The Tampa Bay Rays are one of the league's most consistent teams week to week. They have stacked together multiple strong winning stretches already this season and are 19-5 at home, the best home record in baseball. Their latest run ended with an Aaron Judge walk-off homer, which is the kind of defeat you can live with. The Rays are built for the long haul, and right now they look every bit the contender their record suggests.

The Los Angeles Dodgers are doing what the Dodgers do. Their bullpen ran off a 38-inning scoreless streak this week, a number that speaks to the depth and quality of a pitching staff that can beat you in a dozen different ways. When your relief corps is that locked in, it makes every close game feel winnable.

The Cubs Are Struggling

Chicago came into this stretch having already shown it can play at an elite level. Two separate 10-game winning streaks earlier in the season had everyone paying attention. But something has gone sideways. The Cubs are on an eight-game losing streak, capped by a sweep at the hands of the Houston Astros. They have dropped 12 of their last 14 and are watching their National League Central lead evaporate.

Pete Crow-Armstrong has been one of the few bright spots, but you cannot carry a lineup on the back of one player when your pitching goes cold. The Cubs have the talent to right the ship. The question is whether they can do it before the division slips away.

Memorial Day: Misiorowski's Triple-Digit Show

Jacob Misiorowski gave baseball fans something to talk about on Memorial Day. The young right-hander threw 57 pitches of at least 100 miles per hour in a single game, the most in any game since pitch velocity tracking began in 2008. He has now thrown 311 triple-digit fastballs on the season, more than twice as many as anyone else in the league.

The pure power of what Misiorowski is doing on the mound right now is something we have never quite seen before, and it is worth paying attention to if you have not been watching.

A Moment Worth Smiling About

Wade Meckler grew up in Anaheim. He spent years grinding through the minor leagues chasing a dream, and this week he finally got his moment, playing his first game for the Angels and hitting his first major league home run in front of the home crowd. When he rounded third and crossed the plate, he was greeted by Mike Trout. His childhood hero. In his hometown. On his first big league hit.

Baseball does not always give you a story like that. When it does, it is worth stopping and appreciating it.

Around the League

The Detroit Tigers continue to sink, dropping game after game and looking more broken by the week. The offense has gone quiet and the pitching has not been able to compensate. A long summer is ahead in Detroit.

The New York Yankees got a boost this week with Gerrit Cole's season debut — six shutout innings against the Rays on two hits in his first appearance since Tommy John surgery wiped out all of 2025. The bullpen couldn't hold it and the Yankees lost 4-2, but Cole looked like himself, which is exactly what New York needed to see.

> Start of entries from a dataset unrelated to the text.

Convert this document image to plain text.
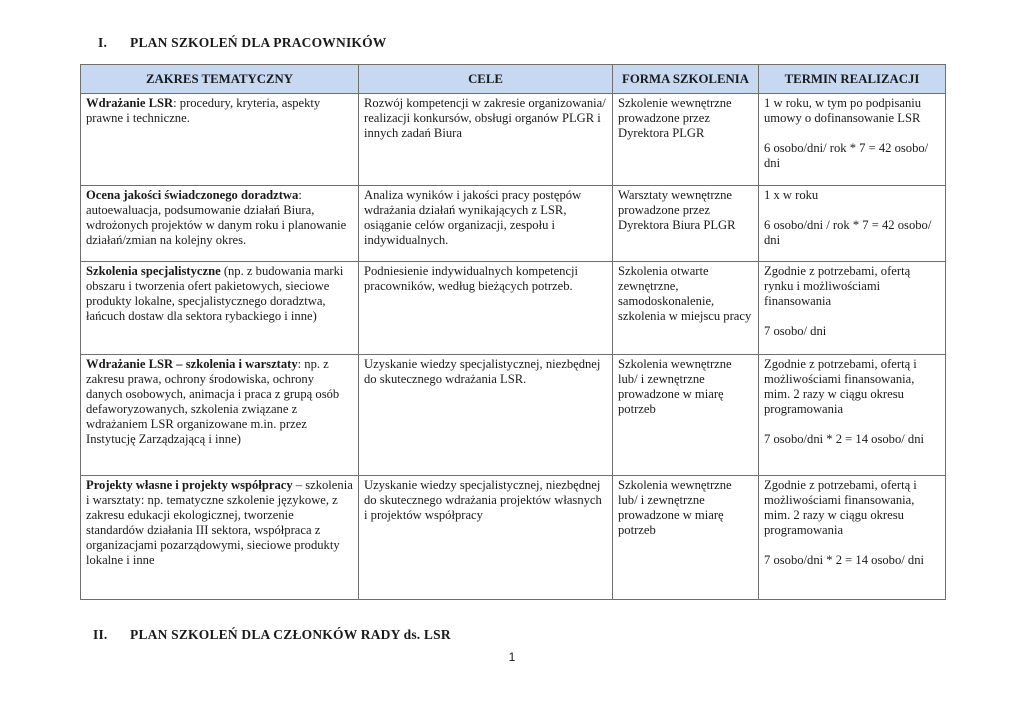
I. PLAN SZKOLEŃ DLA PRACOWNIKÓW
ZAKRES TEMATYCZNY	CELE	FORMA SZKOLENIA	TERMIN REALIZACJI
Wdrażanie LSR: procedury, kryteria, aspekty prawne i techniczne.	Rozwój kompetencji w zakresie organizowania/ realizacji konkursów, obsługi organów PLGR i innych zadań Biura	Szkolenie wewnętrzne prowadzone przez Dyrektora PLGR	1 w roku, w tym po podpisaniu umowy o dofinansowanie LSR

6 osobo/dni/ rok * 7 = 42 osobo/ dni

Ocena jakości świadczonego doradztwa: autoewaluacja, podsumowanie działań Biura, wdrożonych projektów w danym roku i planowanie działań/zmian na kolejny okres.	Analiza wyników i jakości pracy postępów wdrażania działań wynikających z LSR, osiąganie celów organizacji, zespołu i indywidualnych.	Warsztaty wewnętrzne prowadzone przez Dyrektora Biura PLGR	1 x w roku

6 osobo/dni / rok * 7 = 42 osobo/ dni

Szkolenia specjalistyczne (np. z budowania marki obszaru i tworzenia ofert pakietowych, sieciowe produkty lokalne, specjalistycznego doradztwa, łańcuch dostaw dla sektora rybackiego i inne)	Podniesienie indywidualnych kompetencji pracowników, według bieżących potrzeb.	Szkolenia otwarte zewnętrzne, samodoskonalenie, szkolenia w miejscu pracy	Zgodnie z potrzebami, ofertą rynku i możliwościami finansowania

7 osobo/ dni

Wdrażanie LSR – szkolenia i warsztaty: np. z zakresu prawa, ochrony środowiska, ochrony danych osobowych, animacja i praca z grupą osób defaworyzowanych, szkolenia związane z wdrażaniem LSR organizowane m.in. przez Instytucję Zarządzającą i inne)	Uzyskanie wiedzy specjalistycznej, niezbędnej do skutecznego wdrażania LSR.	Szkolenia wewnętrzne lub/ i zewnętrzne prowadzone w miarę potrzeb	Zgodnie z potrzebami, ofertą i możliwościami finansowania, mim. 2 razy w ciągu okresu programowania

7 osobo/dni * 2 = 14 osobo/ dni

Projekty własne i projekty współpracy – szkolenia i warsztaty: np. tematyczne szkolenie językowe, z zakresu edukacji ekologicznej, tworzenie standardów działania III sektora, współpraca z organizacjami pozarządowymi, sieciowe produkty lokalne i inne	Uzyskanie wiedzy specjalistycznej, niezbędnej do skutecznego wdrażania projektów własnych i projektów współpracy	Szkolenia wewnętrzne lub/ i zewnętrzne prowadzone w miarę potrzeb	Zgodnie z potrzebami, ofertą i możliwościami finansowania, mim. 2 razy w ciągu okresu programowania

7 osobo/dni * 2 = 14 osobo/ dni

II. PLAN SZKOLEŃ DLA CZŁONKÓW RADY ds. LSR
1
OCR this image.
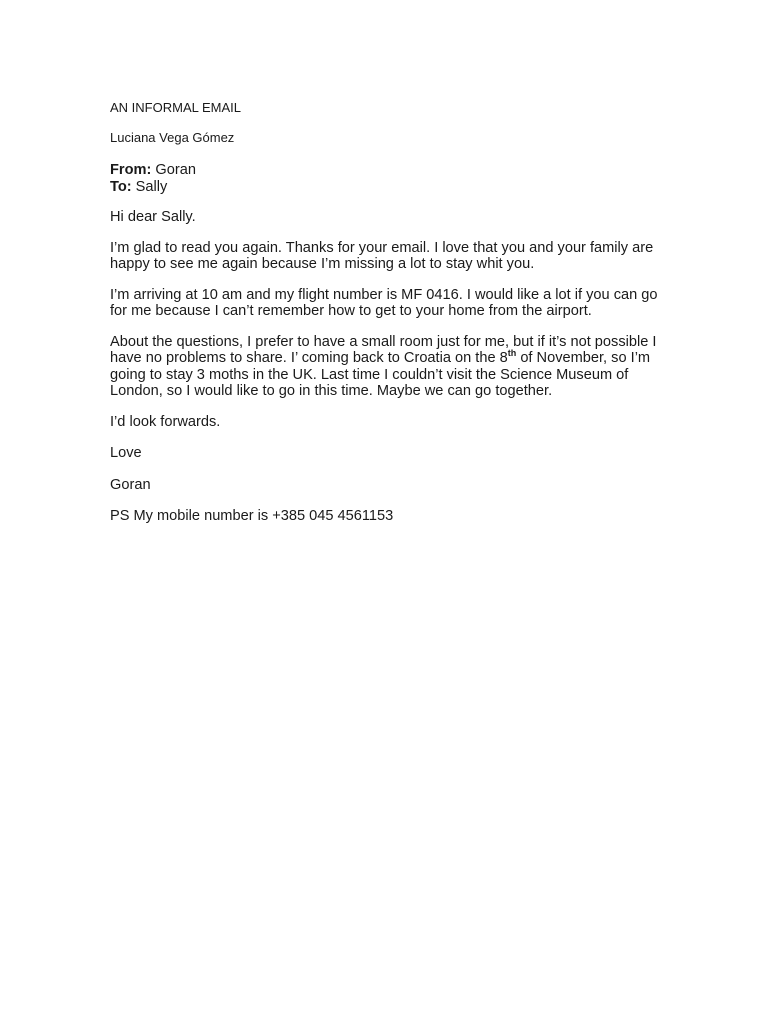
AN INFORMAL EMAIL

Luciana Vega Gómez

From: Goran
To: Sally

Hi dear Sally.

I’m glad to read you again. Thanks for your email. I love that you and your family are happy to see me again because I’m missing a lot to stay whit you.

I’m arriving at 10 am and my flight number is MF 0416. I would like a lot if you can go for me because I can’t remember how to get to your home from the airport.

About the questions, I prefer to have a small room just for me, but if it’s not possible I have no problems to share. I’ coming back to Croatia on the 8th of November, so I’m going to stay 3 moths in the UK. Last time I couldn’t visit the Science Museum of London, so I would like to go in this time. Maybe we can go together.

I’d look forwards.

Love

Goran

PS My mobile number is +385 045 4561153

The Baltimore Orioles pulled off the most dramatic moment of the week on May 30. Trailing 5-1 going into the ninth inning, they scored five runs to walk off the Blue Jays 6-5 on a Pete Alonso single — their third walk-off win of the week. Three walk-offs in a week is the kind of thing that turns a season around.

The Red Sox were dominant in that same day's action, rolling past the Guardians 9-1. Jarren Duran continued his torrid May with eight home runs in the month and the bat coming alive at exactly the right time.

The season is approaching the one-third mark. The contenders are separating, the pretenders are being exposed, and we are just getting started.